When was it? How long ago? It seems like a lifetime. It’s January now, 2014. It was November, 2004, almost ten years ago. Why had I stopped at that particular strip mall, one of so many along that familiar road? I was looking for a manicure, I think. Unemployed or not, it was important to me at that time.
I had passed the “skin care and nail salon” many times, but this particular November day, I stopped. The receptionist studied the appointment book dubiously, then told me the owner was free; she pointed me towards an adjoining room, decorated in the summer cottage style. Lazy white gauze sheers hung on the windows and the oversized slipper chairs were upholstered with striped muslin. Framed images of shells and sand complemented the jars of salt sea scrub, pumice stones, and nail polish on a shabby chic repurposed chiffonier.

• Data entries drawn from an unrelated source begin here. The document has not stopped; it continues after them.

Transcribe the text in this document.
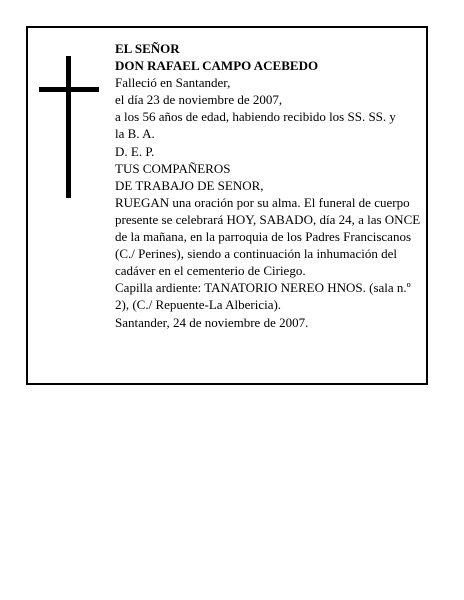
EL SEÑOR
DON RAFAEL CAMPO ACEBEDO
Falleció en Santander,
el día 23 de noviembre de 2007,
a los 56 años de edad, habiendo recibido los SS. SS. y
la B. A.
D. E. P.
TUS COMPAÑEROS
DE TRABAJO DE SENOR,
RUEGAN una oración por su alma. El funeral de cuerpo presente se celebrará HOY, SABADO, día 24, a las ONCE de la mañana, en la parroquia de los Padres Franciscanos (C./ Perines), siendo a continuación la inhumación del cadáver en el cementerio de Ciriego.
Capilla ardiente: TANATORIO NEREO HNOS. (sala n.º 2), (C./ Repuente-La Albericia).
Santander, 24 de noviembre de 2007.
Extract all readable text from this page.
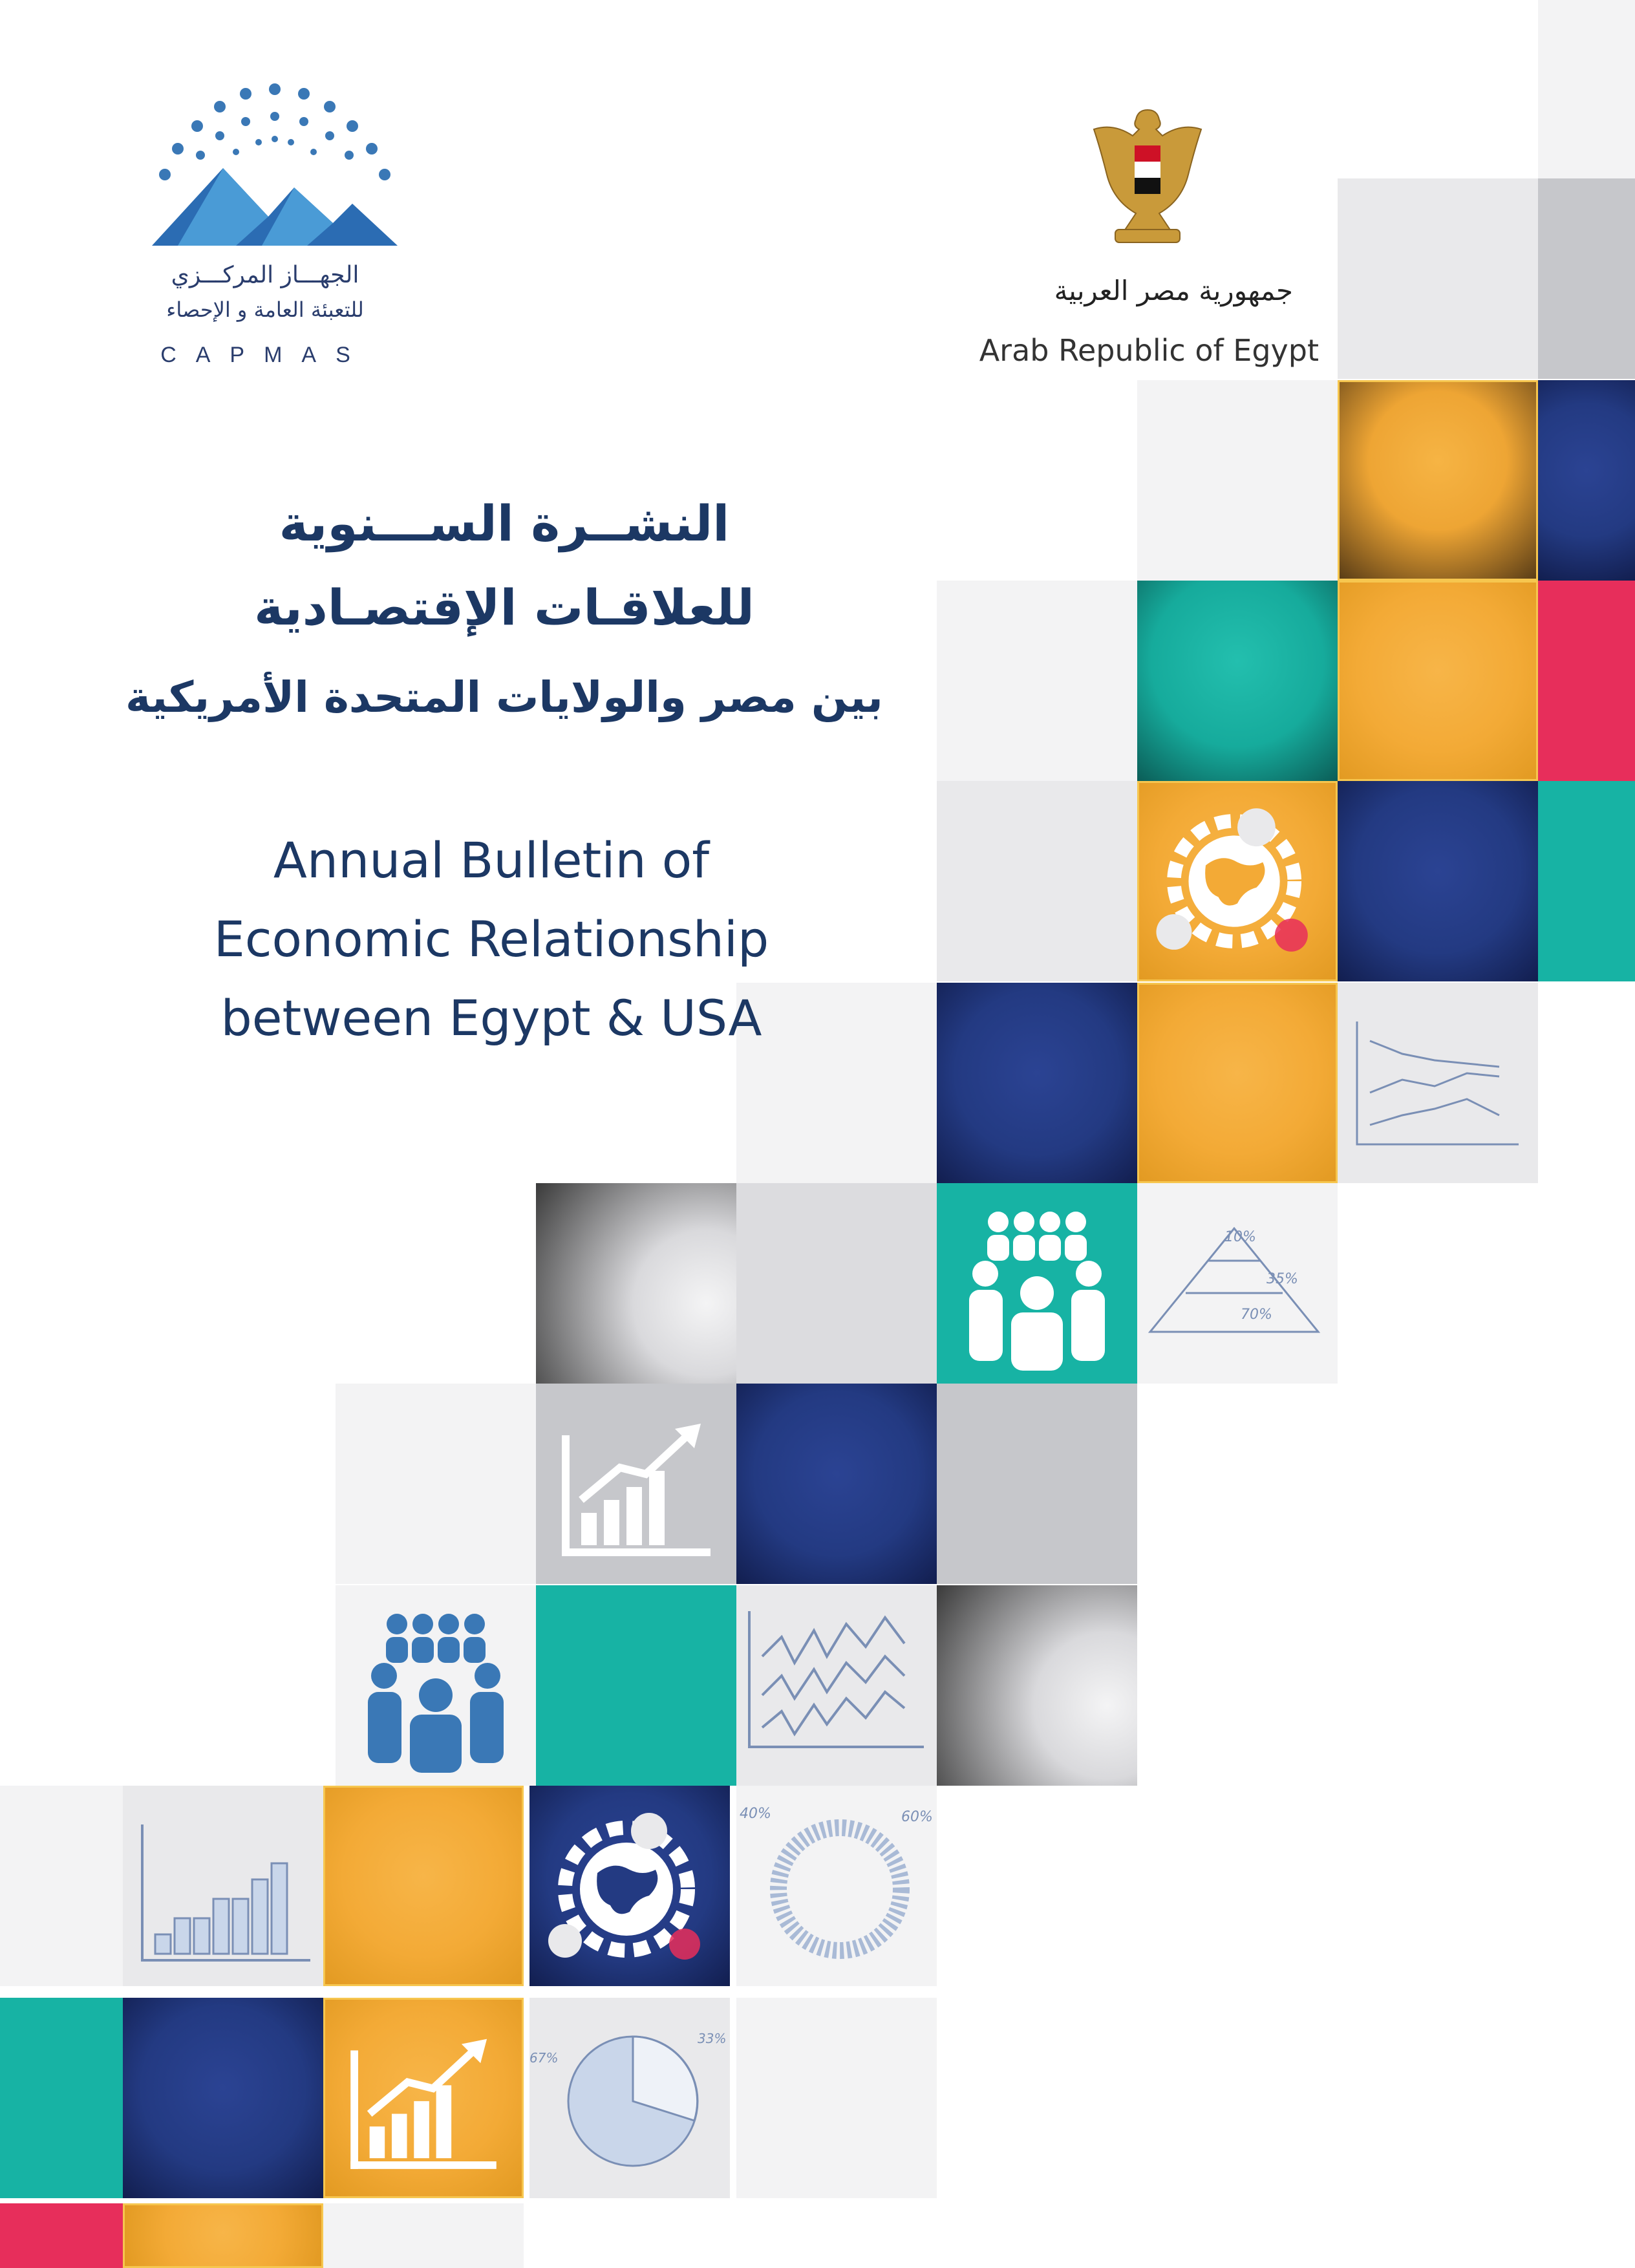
10%
35%
70%
40%	60%
67%
33%
الجهـــاز المركـــزي
للتعبئة العامة و الإحصاء
CAPMAS
جمهورية مصر العربية
Arab Republic of Egypt
النشــرة الســـنوية
للعلاقـات الإقتصـادية
بين مصر والولايات المتحدة الأمريكية
Annual Bulletin of
Economic Relationship
between Egypt & USA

No one said “pick a color” so I sat down and began skimming one of the bridal magazines on the chair next to me. Like Vogue for brides, these publications are primarily advertisements. Alfred Angelo, Demetrios, and Eve of Milady were just a few of the designer names I recognized from sitting at bridal showers in my twenties. I didn’t know it at the time, but I had much more to learn about the bridal business.
Ten minutes later, a woman came in. She was dressed in black slacks and tee-shirt, topped with a white lab coat. She introduced herself as “Bay” and asked me to sit at the manicure station, another repurposed reproduction. This one was a Louis Quatorze writing desk.
We chatted a bit and she asked me if I was getting married. I laughed and said no. I told her I was divorced and that I had just started a small personal organizing business. I told her it seemed like there might be some synergies between organizing and wedding planning. I must have sounded confident, charming, and convincing, because she told me she owned a small bridal salon and she needed someone to organize and market it. Owning the skin care salon was all-consuming and the bridal business, we both agreed, had so much potential for growth and profit.
Taking me into her confidence, Bay said quietly “Brides-to-be will pay anything for a white dress with a few beads sewn on it. Ka ching.”
Having been suckered into a few overpriced scraps of fabric in my day, I returned the knowing look and nodded my head. “Where’s your bridal salon?”
She pointed with her index finger and said “it’s right upstairs.”
She finished applying a top coat to my nails and we agreed to meet at the bridal shop the following day to discuss employment options. No handshake possible due to my tacky lacquer, Bay hurried off with a smile to a micro-dermabrasion emergency.
My life was going to change. I could just feel it.